りてん堂の活版印刷機チャンドラー。この機械を譲り受けたのが2012年の4月16日です。この頃は本当にちゃんと動くか分からない状態で、運搬して、電気工事してようやく動いてくれました。今考えると“よくやったなぁ…”と思ってしまいます。
さて、この印刷機、かなり古いモノで戦後間もないころのものだと聞いていますが詳細はわかりません。作られたのは中馬鐵工所。当時は活版印刷機のトップメーカーの一つでした。モデルはアメリカの「Chandler and Price」社で製造されていたものと同タイプです。なぜ中馬鐵工所がこのタイプの印刷機を作ったのか、どれほど生産されていたのかは資料が見つからず分かっていません。日本製のチャンドラーが動いているのはもしかしたらうちだけ?……と思ってしまうほどレアな印刷機かもしれません。ぜひ一度会いに来てください。
紙は手差しで、印圧の調整も難しいので、なかなかうまくいかないこともありますが、こんな未熟な自分によく付き合ってくれている、温かいおじいさんのような存在です。
これからも一緒に印刷を続けてほしいと切に願っています。

通りに面している大きな窓からも見える「チャンドラー」。りてん堂の看板“機”です。

日本絵画の間

日本絵画に関しては、安土桃山~江戸時代のものを好んでよく観にいきます。貴族だけのものであった文化が、武士から町人、庶民へと広がり、いろんな人の感性が入り交じり表現が豊かになっていった時代です。
このころの絵画には、日本独特の構図の美しさがあります。絵師が一つの物を表現するときに、様々なモチーフを一度自分の世界に落とし込み、限られた空間の中に再構成していく、そうして描かれた絵は、普段目にする自然の風景でさえも、一つの物語のように表現されています。
その構成の中で最も重要なところは、メインで描かれている大きく曲がりくねった川の流れや、画面いっぱいにはり出した樹木の枝のしなりなどとは対称的につくられた、何も描かれていない部分です。この「間」があるからこそ、メインのモチーフが強調され、また、見る人が「間」感じとることで、その絵の中にあるストーリーを読み取ることができるのです。

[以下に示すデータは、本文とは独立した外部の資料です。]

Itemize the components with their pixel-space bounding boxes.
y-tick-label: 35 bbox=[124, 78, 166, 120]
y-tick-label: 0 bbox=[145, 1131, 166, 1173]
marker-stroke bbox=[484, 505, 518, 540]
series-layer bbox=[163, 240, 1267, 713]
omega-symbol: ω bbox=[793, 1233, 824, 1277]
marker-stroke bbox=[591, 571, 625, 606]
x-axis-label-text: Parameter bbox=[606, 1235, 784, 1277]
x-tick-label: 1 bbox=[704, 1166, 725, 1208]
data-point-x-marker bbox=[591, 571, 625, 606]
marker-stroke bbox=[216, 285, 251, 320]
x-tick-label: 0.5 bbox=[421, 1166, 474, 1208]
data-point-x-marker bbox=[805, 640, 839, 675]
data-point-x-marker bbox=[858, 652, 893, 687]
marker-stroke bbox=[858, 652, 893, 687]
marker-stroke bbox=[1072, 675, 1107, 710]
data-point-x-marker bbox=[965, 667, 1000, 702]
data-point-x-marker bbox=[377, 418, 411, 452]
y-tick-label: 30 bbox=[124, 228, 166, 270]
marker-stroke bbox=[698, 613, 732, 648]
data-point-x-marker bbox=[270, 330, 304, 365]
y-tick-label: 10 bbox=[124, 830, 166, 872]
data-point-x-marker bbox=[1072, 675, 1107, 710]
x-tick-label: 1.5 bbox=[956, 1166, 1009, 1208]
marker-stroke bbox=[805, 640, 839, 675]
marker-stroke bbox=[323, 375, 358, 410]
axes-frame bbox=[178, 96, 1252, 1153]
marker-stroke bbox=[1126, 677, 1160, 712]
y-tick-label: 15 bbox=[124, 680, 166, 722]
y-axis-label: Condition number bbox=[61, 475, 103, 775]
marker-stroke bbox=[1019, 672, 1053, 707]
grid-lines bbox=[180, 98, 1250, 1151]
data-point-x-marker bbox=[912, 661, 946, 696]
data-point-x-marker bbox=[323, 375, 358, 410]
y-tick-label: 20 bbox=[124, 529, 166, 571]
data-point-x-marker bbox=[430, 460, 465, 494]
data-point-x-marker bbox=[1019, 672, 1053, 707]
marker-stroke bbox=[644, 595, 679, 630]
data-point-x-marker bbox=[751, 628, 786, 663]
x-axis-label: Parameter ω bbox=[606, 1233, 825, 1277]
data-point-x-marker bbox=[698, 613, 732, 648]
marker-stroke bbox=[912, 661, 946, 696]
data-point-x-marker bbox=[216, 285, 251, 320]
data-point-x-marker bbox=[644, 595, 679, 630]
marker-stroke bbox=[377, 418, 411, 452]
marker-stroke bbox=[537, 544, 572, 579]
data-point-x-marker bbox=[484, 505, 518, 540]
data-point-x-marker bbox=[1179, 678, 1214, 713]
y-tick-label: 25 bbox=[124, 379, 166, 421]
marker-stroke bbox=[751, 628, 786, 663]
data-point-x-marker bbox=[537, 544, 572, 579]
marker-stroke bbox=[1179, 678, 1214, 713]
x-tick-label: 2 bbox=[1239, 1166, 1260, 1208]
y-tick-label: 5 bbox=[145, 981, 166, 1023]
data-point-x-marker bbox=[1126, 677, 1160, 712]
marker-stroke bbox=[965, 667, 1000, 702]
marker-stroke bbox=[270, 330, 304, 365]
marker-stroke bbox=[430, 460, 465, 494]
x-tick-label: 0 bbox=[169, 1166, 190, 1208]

日本人にとって「間」とは、コミュニケーションをとる上でとても重要な部分です。人に何かを伝えるとき、表現する部分と「間」を読み取ることで本質を伝えることができるのではないかと思います。
この時代によく描かれていた襖絵や屏風絵は、空間を仕切る壁であるとともに、その部屋の世界を作り出すという役割も担っていいました。ある部屋は静寂であったり、またある部屋は家の主の威厳であったのではないかと思うのです。そういった空間を創りだすには、その何も描かれていない空気の部分がとても重要な役割を果たしていたのではないかと思います。

2013年 特別展覧会『狩野山楽・山雪』京都国立博物館

白ヲ読ム、

白ヲ読ム、(しろをよむてん)
─活字を読む、眺める、感じる─


活版印刷を知ってる人もそうでない人も
文字が好きな人
本が好きな人
紙モノ雑貨が好きな人
タイポグラフィーに興味のある人
などなど
活版印刷の新しい可能性を追求しつつより多くの方に読み、眺めて、感じていただけるような展示を行いました。


2016年4月5日(火)~10日(日)
12時~19時(最終日は17時まで)
ギャラリーh2O

明ヲ読ム、

明ヲ読ム、(あかりをよむてん)


今回は「明かり」をテーマに前回とは違ったコンセプトで展示。
活版印刷を使って作り出せる作品の可能性を探るため、様々なモチーフの作品を作ってみました。
いくつもの紙を重ね合わせて作った大判の作品や行燈、来場者の皆さんでつくる「言葉の星座」など、バラエティ豊かな作品を作りました。


2017年5月9日(火)~14日(日)
12時~19時(最終日は17時まで)
ギャラリーh2O

活版印刷の年賀状

2012年の年賀状。

この年賀状がきっかけで、りてん堂ができました。

私が構成・デザインを考え、妻に詩を書いてもらい、
文選・組版は山田信雄さん、印刷は加藤博さん。(お二人とも加藤第一印刷〈当時〉)
私の中では、それぞれのパーツがカチッと音を立てて組み合わさった感じがしました。何か特別に優れているとかそういうのではなく、ハガキの紙面にキレイにおさまった心地よさを感じる作品です。

これができた時は、半年も経たないうちに会社を辞め、独立するなんて考えもしていませんでした。しかし、この年賀状がその年の出来事を象徴しているようで、とても不思議な気持ちにもなります。